Andrew Jackson remains on the nation's pedestal
The Associated Press
The Associated Press
Andrew Jackson won the day. At least for now. Statues of President Andrew Jackson were attacked near the White House in Washington and in Jacksonville, Florida.
In Washington, WUSA-TV reported that police used pepper spray to move protesters out of Lafayette Square, where the Jackson statue is located. Videos posted on social media showed that the protesters had climbed on the statue and tied ropes around it, then tried to pull it off its pedestal.
The statue shows Jackson in a military uniform, riding a horse that is rearing on its hind legs. The 19th century president's ruthless treatment of Native Americans has made his statue a target of demonstrators protesting the United States' legacy of racial injustice. As Alysa Landry wrote in May 2017 in Indian Country Today: "Andrew Jackson took office with one goal set firmly in his mind: Indians must be moved 'beyond the great river Mississippi.'” By any means.

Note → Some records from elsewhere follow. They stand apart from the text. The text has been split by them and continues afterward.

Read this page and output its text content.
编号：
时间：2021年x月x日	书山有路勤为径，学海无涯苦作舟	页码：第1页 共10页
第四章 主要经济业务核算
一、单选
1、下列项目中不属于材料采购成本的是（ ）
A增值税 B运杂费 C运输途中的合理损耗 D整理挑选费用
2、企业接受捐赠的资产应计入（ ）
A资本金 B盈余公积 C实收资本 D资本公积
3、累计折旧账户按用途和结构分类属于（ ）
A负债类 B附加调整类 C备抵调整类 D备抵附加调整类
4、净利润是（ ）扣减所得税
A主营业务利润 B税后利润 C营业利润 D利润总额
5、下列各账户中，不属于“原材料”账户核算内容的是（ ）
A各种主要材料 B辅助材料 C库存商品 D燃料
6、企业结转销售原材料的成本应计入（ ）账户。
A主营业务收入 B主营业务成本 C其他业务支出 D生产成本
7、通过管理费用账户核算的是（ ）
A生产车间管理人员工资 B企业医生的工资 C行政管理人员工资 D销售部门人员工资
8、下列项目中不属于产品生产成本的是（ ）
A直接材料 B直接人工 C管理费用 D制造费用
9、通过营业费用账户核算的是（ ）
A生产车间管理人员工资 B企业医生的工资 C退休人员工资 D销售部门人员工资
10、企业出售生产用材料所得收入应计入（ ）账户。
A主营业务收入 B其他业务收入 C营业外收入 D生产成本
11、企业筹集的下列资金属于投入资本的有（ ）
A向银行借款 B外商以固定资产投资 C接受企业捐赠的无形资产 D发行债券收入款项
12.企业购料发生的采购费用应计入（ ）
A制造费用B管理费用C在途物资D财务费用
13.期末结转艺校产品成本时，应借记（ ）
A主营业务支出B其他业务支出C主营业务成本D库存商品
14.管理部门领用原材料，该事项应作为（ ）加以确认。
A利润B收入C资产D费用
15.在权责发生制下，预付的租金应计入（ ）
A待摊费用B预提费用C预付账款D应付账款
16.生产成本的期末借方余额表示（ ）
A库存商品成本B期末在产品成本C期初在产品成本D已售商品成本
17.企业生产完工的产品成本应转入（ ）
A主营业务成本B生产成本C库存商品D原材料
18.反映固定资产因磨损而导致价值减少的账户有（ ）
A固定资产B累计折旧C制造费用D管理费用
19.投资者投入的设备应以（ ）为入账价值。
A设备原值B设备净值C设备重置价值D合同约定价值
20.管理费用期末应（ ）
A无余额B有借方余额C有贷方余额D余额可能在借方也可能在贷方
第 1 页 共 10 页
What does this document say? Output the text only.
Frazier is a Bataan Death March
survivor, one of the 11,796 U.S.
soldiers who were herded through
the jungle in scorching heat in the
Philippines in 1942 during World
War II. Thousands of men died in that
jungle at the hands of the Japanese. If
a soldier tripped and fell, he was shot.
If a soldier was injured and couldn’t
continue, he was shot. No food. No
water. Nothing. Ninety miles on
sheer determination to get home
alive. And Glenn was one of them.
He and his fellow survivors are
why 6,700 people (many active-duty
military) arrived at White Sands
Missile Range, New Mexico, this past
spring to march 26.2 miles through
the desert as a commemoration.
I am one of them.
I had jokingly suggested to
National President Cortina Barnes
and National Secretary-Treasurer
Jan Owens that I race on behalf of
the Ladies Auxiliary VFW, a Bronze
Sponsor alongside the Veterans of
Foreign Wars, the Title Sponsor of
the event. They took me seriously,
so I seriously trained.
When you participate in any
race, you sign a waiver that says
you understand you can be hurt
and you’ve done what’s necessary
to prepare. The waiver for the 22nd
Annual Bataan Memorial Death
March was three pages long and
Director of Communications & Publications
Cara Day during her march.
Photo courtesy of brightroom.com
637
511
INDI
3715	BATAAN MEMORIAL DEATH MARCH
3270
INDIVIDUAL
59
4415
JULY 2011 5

The Jackson statue remained on its pedestal Monday night.
President Donald Trump tweeted late Monday that "Numerous people" had been arrested for "the disgraceful vandalism." He added: "10 years in prison under the Veteran's Memorial Preservation Act. Beware!"
Interior Secretary David Bernhardt was at the scene Monday night, and issued a statement saying: "Let me be clear: we will not bow to anarchists. Law and order will prevail, and justice will be served."
On June 1, law enforcement officers forcefully cleared peaceful protesters from Lafayette Square so Trump could stage a photo op at a nearby church.
The words "Slave Owner" were scrawled in red paint across a statue of Jackson in Jacksonville on Monday. The prominent statue is located in the center of a busy traffic circle. Media reports say Jacksonville was named after Jackson, the seventh president of the U.S. and an American military figure who led several campaigns against the Seminole Indians in Florida.
Critics have said his legacy related to Native Americans were part of an ugly chapter in American history, crimes that would include ethnic cleansing in international law today.
The act comes as cities across the country are reconsidering long-held policies, practices, venue names and statues tied to slavery after the death of George Floyd.
The statue was also vandalized twice in 2015 when someone spray-painted "Black Lives Matter" and "Justice for D," a reference to D'Angelo Stallworth, who was shot and killed by officers from the Jacksonville Sheriff's Office.